The University of Connecticut instituted its first fees in February: 3% on endowed gifts and 5% on non-endowed gifts.
Rutgers University in New Jersey, assesses fees as high as 10% on donations. The school charges 5% in fees for gifts of $10,000 or more and 10% on smaller gifts.
"It costs so much to raise small gifts," says Carol Herring, president of the Rutgers Foundation, the school's fundraising arm.
The foundation levies a 1% management fee on the school's endowment and gets money from unrestricted gifts and university allocations. It started gearing up for a $1 billion capital campaign just as the endowment fell and budgets were cut.
Still, donors who object to the fees may have some leeway if their gift is big enough, philanthropy experts say. Organizations also may waive fees for donors giving through a family foundation whose bylaws explicitly prohibit funding anything other than program costs.
"Bear in mind this is a double-edged sword," says Andrew Grumet, a New York attorney at Schiff Hardin LLP who specializes in nonprofit law. "If 100% of donations were going to programs, there would be nothing to run the infrastructure."
Donors can always elect to give a bit more than they initially planned, say donating $105,000 instead of $100,000 to absorb the additional fees.

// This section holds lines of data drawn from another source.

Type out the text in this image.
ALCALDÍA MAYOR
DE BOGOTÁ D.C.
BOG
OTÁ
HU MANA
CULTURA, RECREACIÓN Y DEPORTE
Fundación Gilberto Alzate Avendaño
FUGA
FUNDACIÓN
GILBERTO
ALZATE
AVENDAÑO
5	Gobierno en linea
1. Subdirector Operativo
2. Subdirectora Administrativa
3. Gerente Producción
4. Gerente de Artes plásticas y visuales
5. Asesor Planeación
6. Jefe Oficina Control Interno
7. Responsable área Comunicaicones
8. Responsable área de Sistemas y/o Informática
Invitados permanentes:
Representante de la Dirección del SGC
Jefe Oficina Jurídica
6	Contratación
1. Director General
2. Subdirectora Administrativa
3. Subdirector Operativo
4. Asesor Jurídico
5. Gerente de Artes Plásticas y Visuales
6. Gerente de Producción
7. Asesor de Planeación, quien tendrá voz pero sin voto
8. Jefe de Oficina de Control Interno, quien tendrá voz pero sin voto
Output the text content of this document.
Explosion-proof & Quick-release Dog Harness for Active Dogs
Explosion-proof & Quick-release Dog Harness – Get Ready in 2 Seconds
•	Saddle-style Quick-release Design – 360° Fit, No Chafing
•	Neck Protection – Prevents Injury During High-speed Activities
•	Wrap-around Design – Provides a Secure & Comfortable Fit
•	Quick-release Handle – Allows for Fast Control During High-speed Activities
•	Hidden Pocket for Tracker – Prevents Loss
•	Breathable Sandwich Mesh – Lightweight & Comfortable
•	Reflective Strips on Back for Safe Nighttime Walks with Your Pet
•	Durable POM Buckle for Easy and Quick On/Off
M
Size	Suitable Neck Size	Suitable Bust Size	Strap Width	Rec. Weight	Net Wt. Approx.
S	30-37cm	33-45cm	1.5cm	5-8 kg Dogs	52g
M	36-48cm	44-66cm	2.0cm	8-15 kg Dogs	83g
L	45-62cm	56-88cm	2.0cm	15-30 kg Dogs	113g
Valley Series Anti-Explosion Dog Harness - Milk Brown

Either way, donors should read a gift agreement closely to see if a portion of their donation may go toward fundraising, overhead or administrative costs. Typically foundations will include fees on giving receipts, but may not notify potential donors upon initial solicitation of funds.
If an organization doesn't disclose the terms, the donor may very well have a legal basis to require the institution to waive the fees, Grumet says.
Before signing a check, donors can ask the institution to outline its overall fundraising and administrative costs and, more specifically, where the funds from their gift will go. Donors who give unrestricted gifts are more likely to see some of their money end up in the development office
"As a general rule of thumb, we find the most financially efficient organizations spend 10 cents to raise one dollar," says Ken Berger, president and chief executive of Charity Navigator, a charity watchdog Web site that tracks organizations' spending. Costs can vary by industry and specific case, he adds.